SKORPIOVENATOR



ARGENTINOSAURUS.
En una excavación realizada en algún lugar de la Patagonia argentina, se descubrieron decenas de huevos en un estrato terrestre que correspondía a al Cenomaniano (Cretácico superior), hace aproximadamente 95 millones de años. Muchos de los huevos se encontraban enteros, con sus pequeños dinosaurios dentro. En la misma excavación, se encontró parte del esqueleto de un gran saurio, de un carnívoro. Lo primero que se pensó, es que este saurio encontrado, sería el progenitor de los huevos que, por algún motivo murió. Pero se volvieron analizar los huevos, de forma más concienzuda; y se observó que muchos de estos habían sido saqueados, rotos y devorados... quizá el esqueleto del saurio encontrado no era del progenitor, sino de un gran oportunista que descubrió los huevos y que cuando la verdadera madre descubrió mató de un gran golpe certero y terrible. Los huevos pertenecían realmente al Argentinosaurus, uno de los dinosaurios más grandes que jamás han existido y capaz de matar de una coz al "comehuevos" encontrado.

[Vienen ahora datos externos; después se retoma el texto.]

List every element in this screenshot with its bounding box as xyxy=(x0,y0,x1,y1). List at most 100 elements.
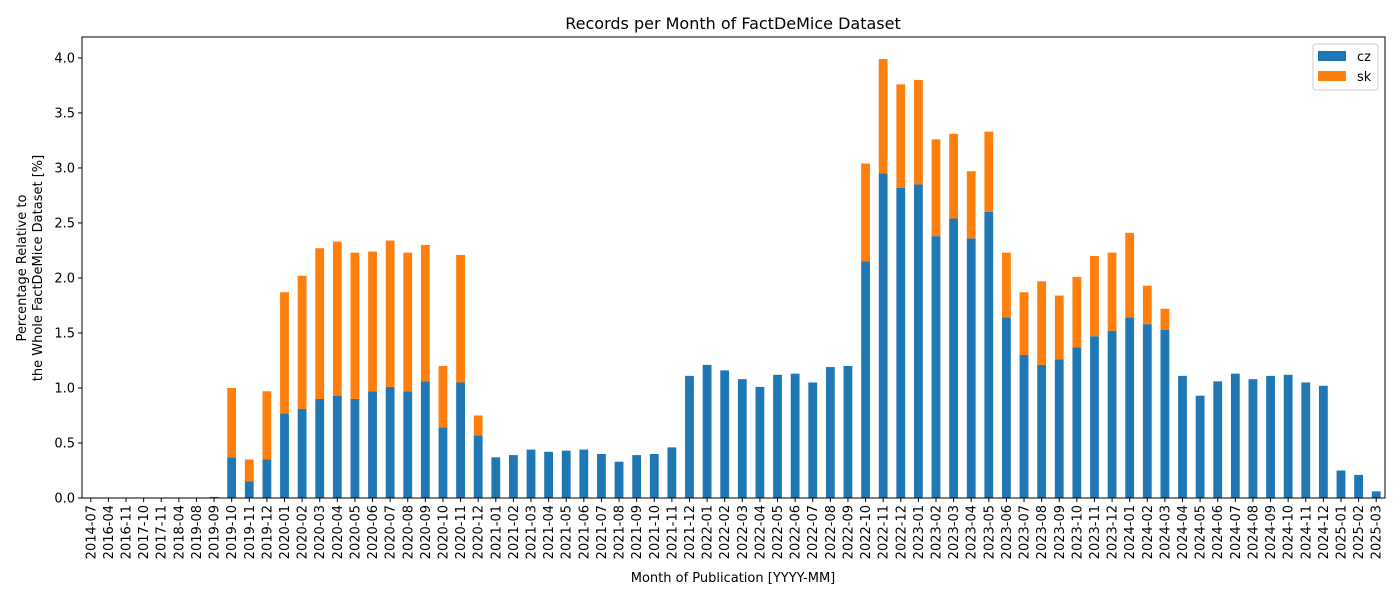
bar-cz-2024-04 xyxy=(1178,376,1187,498)
bar-sk-2023-09 xyxy=(1055,296,1064,360)
y-tick-label: 2.5 xyxy=(54,216,75,231)
bar-cz-2022-08 xyxy=(826,367,835,498)
bar-cz-2019-11 xyxy=(245,481,254,498)
x-tick-label: 2022-07 xyxy=(806,505,821,559)
x-tick-label: 2024-05 xyxy=(1194,505,1209,559)
bar-cz-2023-03 xyxy=(949,219,958,498)
bar-cz-2021-04 xyxy=(544,452,553,498)
x-tick-label: 2021-02 xyxy=(507,505,522,559)
bar-cz-2021-03 xyxy=(527,450,536,498)
x-tick-label: 2020-06 xyxy=(366,505,381,559)
bar-sk-2020-08 xyxy=(403,253,412,392)
x-tick-label: 2024-10 xyxy=(1282,505,1297,559)
x-tick-label: 2021-05 xyxy=(560,505,575,559)
y-tick-label: 4.0 xyxy=(54,51,75,66)
bar-cz-2021-08 xyxy=(615,462,624,498)
bar-cz-2022-03 xyxy=(738,379,747,498)
bar-cz-2021-02 xyxy=(509,455,518,498)
bar-cz-2023-06 xyxy=(1002,318,1011,498)
x-tick-label: 2021-11 xyxy=(665,505,680,559)
bar-cz-2023-05 xyxy=(984,212,993,498)
bar-cz-2020-12 xyxy=(474,435,483,498)
bar-cz-2020-10 xyxy=(439,428,448,498)
bar-cz-2021-09 xyxy=(632,455,641,498)
bar-sk-2023-11 xyxy=(1090,256,1099,336)
x-tick-label: 2022-08 xyxy=(824,505,839,559)
plot-frame xyxy=(82,37,1385,498)
x-tick-label: 2022-04 xyxy=(753,505,768,559)
bar-sk-2024-01 xyxy=(1125,233,1134,318)
legend-label-sk: sk xyxy=(1357,70,1372,85)
bar-cz-2022-11 xyxy=(879,173,888,498)
x-tick-label: 2019-12 xyxy=(260,505,275,559)
legend-label-cz: cz xyxy=(1357,50,1371,65)
bar-cz-2020-07 xyxy=(386,387,395,498)
bar-sk-2019-11 xyxy=(245,459,254,481)
x-tick-label: 2022-11 xyxy=(877,505,892,559)
legend-swatch-sk xyxy=(1318,71,1346,81)
x-tick-label: 2020-03 xyxy=(313,505,328,559)
x-tick-label: 2024-12 xyxy=(1317,505,1332,559)
x-tick-label: 2017-10 xyxy=(137,505,152,559)
y-axis-label-line2: the Whole FactDeMice Dataset [%] xyxy=(31,155,46,381)
y-tick-label: 1.0 xyxy=(54,381,75,396)
x-tick-label: 2023-01 xyxy=(912,505,927,559)
x-tick-label: 2020-10 xyxy=(436,505,451,559)
bar-sk-2020-09 xyxy=(421,245,430,381)
bar-cz-2022-05 xyxy=(773,375,782,498)
bar-sk-2023-07 xyxy=(1020,292,1029,355)
bar-cz-2021-12 xyxy=(685,376,694,498)
x-tick-label: 2022-06 xyxy=(789,505,804,559)
x-tick-label: 2022-09 xyxy=(841,505,856,559)
bar-cz-2024-08 xyxy=(1249,379,1258,498)
bar-cz-2020-02 xyxy=(298,409,307,498)
bar-cz-2022-02 xyxy=(720,370,729,498)
bar-cz-2021-01 xyxy=(491,457,500,498)
chart-title: Records per Month of FactDeMice Dataset xyxy=(565,14,901,33)
bar-cz-2020-09 xyxy=(421,381,430,498)
x-tick-label: 2016-11 xyxy=(120,505,135,559)
x-tick-label: 2021-10 xyxy=(648,505,663,559)
bar-cz-2022-09 xyxy=(844,366,853,498)
bar-cz-2023-09 xyxy=(1055,359,1064,498)
bar-cz-2024-09 xyxy=(1266,376,1275,498)
x-tick-label: 2023-12 xyxy=(1106,505,1121,559)
bar-sk-2019-10 xyxy=(227,388,236,457)
bar-cz-2020-03 xyxy=(315,399,324,498)
x-tick-label: 2024-09 xyxy=(1264,505,1279,559)
bar-cz-2020-08 xyxy=(403,391,412,498)
x-tick-label: 2023-08 xyxy=(1035,505,1050,559)
y-tick-label: 0.0 xyxy=(54,492,75,507)
x-tick-label: 2016-04 xyxy=(102,505,117,559)
x-tick-label: 2021-04 xyxy=(542,505,557,559)
x-tick-label: 2023-07 xyxy=(1018,505,1033,559)
x-tick-label: 2022-01 xyxy=(701,505,716,559)
bar-cz-2021-05 xyxy=(562,451,571,498)
bar-cz-2020-11 xyxy=(456,382,465,498)
bar-sk-2023-02 xyxy=(932,139,941,236)
bar-cz-2021-06 xyxy=(579,450,588,498)
bar-sk-2023-10 xyxy=(1072,277,1081,347)
y-tick-label: 3.5 xyxy=(54,106,75,121)
x-tick-label: 2023-02 xyxy=(929,505,944,559)
bar-sk-2020-03 xyxy=(315,248,324,399)
x-tick-label: 2024-08 xyxy=(1246,505,1261,559)
x-tick-label: 2019-08 xyxy=(190,505,205,559)
y-axis-label-line1: Percentage Relative to xyxy=(15,195,30,342)
y-tick-label: 3.0 xyxy=(54,161,75,176)
x-tick-label: 2021-09 xyxy=(630,505,645,559)
x-tick-label: 2021-12 xyxy=(683,505,698,559)
bar-cz-2024-11 xyxy=(1301,382,1310,498)
bar-sk-2023-01 xyxy=(914,80,923,185)
bar-cz-2020-04 xyxy=(333,396,342,498)
x-tick-label: 2017-11 xyxy=(155,505,170,559)
x-tick-label: 2023-05 xyxy=(982,505,997,559)
x-tick-label: 2020-08 xyxy=(401,505,416,559)
bar-cz-2023-10 xyxy=(1072,347,1081,498)
bar-cz-2021-07 xyxy=(597,454,606,498)
bar-sk-2020-06 xyxy=(368,252,377,392)
y-tick-label: 1.5 xyxy=(54,326,75,341)
x-tick-label: 2024-11 xyxy=(1299,505,1314,559)
bar-cz-2024-03 xyxy=(1160,330,1169,498)
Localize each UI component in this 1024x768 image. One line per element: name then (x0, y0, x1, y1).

"Comehuevosarius", sería un nombre ideal. Pero algún experto decidió llamar a este animal prehistórico el Skorpiovenator. Su nombre significa literalmente "cazador de escorpiones", y no fue tanto por que cazara escorpiones sino porque en uno de los yacimientos se encontraron el esqueleto rodeado de una gran cantidad de escopiones. Y mientras más escavaban, más escorpiones encontraban, una peculiaridad que llamó la atención de los expertos poniendo nombres.



El  Skorpiovenator fue un Abelisaurido, una familia de terópodos compuesto en su mayoría por cazadores fuertes y rápidos que compitieron por los primeros puestos en la pirámide alimenticia. En concreto el Skorpiovenator, no fue de los más grandes. Por los huesos encontrados, se piensa que alcanzó los 7 metros de largo y de alto llegaba a los 4, pudiendo pesar hasta 2 toneladas en algunos casos. Por supuesto, estaba muy alejado de los grandes terópodos como el Tiranosaurio Rex o el Giganotosaurus (este último también vivió en Argentina y coetáneo). Aparte del Giganotosaurus, tuvo que competir con el Acrocanthosaurus o el Ilokelesia, los dos grandes carnívoros. En efecto, la Patagonia argentina era un hervidero de diferentes especies de saurios prehistóricos.

Entre las características más destacables del Skorpiovenator, podemos destacar que su cabeza era corta, y que su mandíbula era proporcionalmente grande, de hecho, alberga mayor cantidad de dientes que otros Abelisauridos. El cráneo era relativamente ligero y la parte posterior de todo el cuerpo estaba recubierta de protusiones, berrugas y escamas que le protegían y que para nosotros, le darían un aspecto más feroz.